The next day, Madoka has laid out yukatas for the fireworks festival, and notices Yume sighing profusely. She quickly diagnoses it as Yume being in love with Mizuto and…Yume can’t necessarily refute that! Instead, she opens up a little to Madoka, who proves surprisingly deft at analyzing Yume’s whole deal, invalidating her feelings and trying to find excuses not to be with Mizuto
Madoka also figures the only thing for it is some direct action. To that end, she finagles things so Yume ends up alone in a relatively small, dark room with Mizuto for at least a half-hour. She figures that should be enough time for Yume to build up the courage to say what she wants to say and then say it.
At first, all Yume can do is look forlorn and say “Mizuto”, but in her head the words are streaming like the river she sat beside. She recalls the weight off her shoulders when they broke up, but she’s full of regret over things she never did that she should have, like call him over the summer, or sharing Christmas and Valentines with him.

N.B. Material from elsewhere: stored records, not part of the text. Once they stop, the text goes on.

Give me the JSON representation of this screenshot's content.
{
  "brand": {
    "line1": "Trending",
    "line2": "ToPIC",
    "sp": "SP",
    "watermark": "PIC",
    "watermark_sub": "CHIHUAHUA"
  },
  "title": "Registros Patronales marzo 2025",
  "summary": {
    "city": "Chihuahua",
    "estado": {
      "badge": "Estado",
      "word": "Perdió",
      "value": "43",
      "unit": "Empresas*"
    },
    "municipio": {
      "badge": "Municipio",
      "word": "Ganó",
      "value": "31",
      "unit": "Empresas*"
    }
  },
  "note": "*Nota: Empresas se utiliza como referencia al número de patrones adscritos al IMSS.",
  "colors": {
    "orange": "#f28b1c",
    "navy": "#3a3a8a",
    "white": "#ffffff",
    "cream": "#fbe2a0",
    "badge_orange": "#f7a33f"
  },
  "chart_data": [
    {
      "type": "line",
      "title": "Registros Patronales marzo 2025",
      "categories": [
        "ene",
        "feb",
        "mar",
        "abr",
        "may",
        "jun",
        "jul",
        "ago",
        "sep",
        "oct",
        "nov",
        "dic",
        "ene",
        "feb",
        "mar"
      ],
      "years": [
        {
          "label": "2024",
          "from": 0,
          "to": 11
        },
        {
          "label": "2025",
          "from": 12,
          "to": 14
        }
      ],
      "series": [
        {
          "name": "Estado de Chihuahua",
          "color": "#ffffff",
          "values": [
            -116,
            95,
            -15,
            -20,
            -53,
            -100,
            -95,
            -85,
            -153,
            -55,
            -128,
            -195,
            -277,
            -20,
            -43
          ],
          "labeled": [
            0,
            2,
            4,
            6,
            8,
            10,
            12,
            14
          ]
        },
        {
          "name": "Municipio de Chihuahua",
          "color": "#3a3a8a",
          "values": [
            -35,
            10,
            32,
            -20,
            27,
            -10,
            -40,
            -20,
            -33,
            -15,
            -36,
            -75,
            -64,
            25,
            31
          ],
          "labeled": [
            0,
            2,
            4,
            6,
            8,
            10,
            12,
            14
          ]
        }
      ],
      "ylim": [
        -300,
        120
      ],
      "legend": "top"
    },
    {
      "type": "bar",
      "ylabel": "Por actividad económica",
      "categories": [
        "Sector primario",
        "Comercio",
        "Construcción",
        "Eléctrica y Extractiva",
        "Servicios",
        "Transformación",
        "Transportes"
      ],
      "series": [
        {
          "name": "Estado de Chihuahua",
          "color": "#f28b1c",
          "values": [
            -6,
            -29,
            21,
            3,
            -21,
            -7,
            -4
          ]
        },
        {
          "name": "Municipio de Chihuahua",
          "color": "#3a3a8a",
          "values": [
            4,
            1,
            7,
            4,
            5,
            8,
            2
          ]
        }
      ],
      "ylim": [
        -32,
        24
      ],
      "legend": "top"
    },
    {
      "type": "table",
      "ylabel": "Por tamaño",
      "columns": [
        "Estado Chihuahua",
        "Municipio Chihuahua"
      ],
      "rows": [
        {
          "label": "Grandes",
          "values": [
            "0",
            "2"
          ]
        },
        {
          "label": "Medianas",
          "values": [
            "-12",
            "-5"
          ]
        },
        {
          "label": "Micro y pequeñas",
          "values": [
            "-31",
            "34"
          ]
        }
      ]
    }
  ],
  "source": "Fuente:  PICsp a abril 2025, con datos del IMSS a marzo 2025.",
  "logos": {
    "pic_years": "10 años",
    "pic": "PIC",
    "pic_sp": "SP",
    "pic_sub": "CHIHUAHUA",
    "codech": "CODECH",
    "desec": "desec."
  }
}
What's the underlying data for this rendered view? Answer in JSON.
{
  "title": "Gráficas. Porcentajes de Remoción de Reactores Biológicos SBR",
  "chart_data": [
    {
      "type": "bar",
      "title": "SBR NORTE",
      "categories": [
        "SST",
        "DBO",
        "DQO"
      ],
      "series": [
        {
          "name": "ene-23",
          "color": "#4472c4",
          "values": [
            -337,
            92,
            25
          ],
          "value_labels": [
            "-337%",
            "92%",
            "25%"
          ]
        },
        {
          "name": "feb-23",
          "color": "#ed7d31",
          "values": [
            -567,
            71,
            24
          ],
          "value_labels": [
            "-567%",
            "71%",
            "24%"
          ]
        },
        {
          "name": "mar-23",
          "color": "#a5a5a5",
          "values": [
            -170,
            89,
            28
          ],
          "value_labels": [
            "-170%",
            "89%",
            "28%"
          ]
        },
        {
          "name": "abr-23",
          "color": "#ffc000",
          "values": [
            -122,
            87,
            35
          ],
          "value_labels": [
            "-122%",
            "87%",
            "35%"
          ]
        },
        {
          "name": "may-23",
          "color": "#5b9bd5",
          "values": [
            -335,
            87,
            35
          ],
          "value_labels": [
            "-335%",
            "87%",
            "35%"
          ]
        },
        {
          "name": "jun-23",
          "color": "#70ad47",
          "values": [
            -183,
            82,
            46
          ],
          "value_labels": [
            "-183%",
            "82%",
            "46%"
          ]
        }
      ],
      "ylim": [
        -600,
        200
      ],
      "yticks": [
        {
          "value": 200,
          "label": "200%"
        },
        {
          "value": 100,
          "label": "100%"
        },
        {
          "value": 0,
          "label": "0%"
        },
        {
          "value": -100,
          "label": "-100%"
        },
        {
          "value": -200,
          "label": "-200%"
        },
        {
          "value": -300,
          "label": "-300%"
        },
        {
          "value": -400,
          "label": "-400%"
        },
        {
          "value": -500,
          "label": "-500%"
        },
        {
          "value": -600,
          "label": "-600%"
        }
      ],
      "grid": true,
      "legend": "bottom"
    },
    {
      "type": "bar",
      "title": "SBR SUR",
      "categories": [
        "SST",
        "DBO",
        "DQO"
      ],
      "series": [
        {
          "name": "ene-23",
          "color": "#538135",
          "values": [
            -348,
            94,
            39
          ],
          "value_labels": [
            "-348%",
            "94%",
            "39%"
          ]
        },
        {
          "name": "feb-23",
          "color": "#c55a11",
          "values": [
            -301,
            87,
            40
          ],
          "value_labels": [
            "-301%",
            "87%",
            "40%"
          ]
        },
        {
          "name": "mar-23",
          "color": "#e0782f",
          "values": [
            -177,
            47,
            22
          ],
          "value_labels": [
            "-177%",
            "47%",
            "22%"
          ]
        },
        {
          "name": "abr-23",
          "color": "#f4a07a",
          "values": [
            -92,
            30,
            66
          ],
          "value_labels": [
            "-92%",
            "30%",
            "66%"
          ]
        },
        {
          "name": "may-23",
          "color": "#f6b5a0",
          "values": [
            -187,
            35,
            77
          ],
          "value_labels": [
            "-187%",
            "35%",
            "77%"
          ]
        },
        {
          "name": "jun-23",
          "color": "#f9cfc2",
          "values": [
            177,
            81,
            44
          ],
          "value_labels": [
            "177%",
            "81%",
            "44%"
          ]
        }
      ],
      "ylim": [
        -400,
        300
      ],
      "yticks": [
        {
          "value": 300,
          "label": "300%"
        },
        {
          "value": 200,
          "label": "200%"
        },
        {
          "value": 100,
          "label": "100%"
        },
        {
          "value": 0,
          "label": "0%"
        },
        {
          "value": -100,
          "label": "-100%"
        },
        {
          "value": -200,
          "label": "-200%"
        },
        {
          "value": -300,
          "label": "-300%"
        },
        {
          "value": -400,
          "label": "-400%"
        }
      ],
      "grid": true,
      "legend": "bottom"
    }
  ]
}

It turns out, Mizuto doesn’t have to hear Yume say any of these things. It’s all in her face, and in the tears that start to fall. So he calls her as Ayai—which was just her old last name but sounds so much more intimate when he says it—and says that just this once, they can go back in time. So they embrace, and just hold one another until it’s dark out. They’re not pretending, they’re just being two people, not collections of ideals.
When Yume tells him how she figured Madoka was his first love, he immediately shoots that down; he never had feelings for her. He then tosses a jab at her—something about having so much good for her “on paper” but being a “mess under the hood.” He then says her nose is running, and she reacts, only for him to be kidding. That makes her laugh, which allows him to tell her who his actual first love was without saying it. He just says she loved to laugh. She still does!
I’m officially convinced that this show suffers from a terrible title, especially the English translation. All it does is tell you the surface scenario: step mom, daughter, ex. This is about that, but it’s also about so much more, about everything that came before that, and has managed to make something so wacky on paper incredibly moving and compelling under the hood.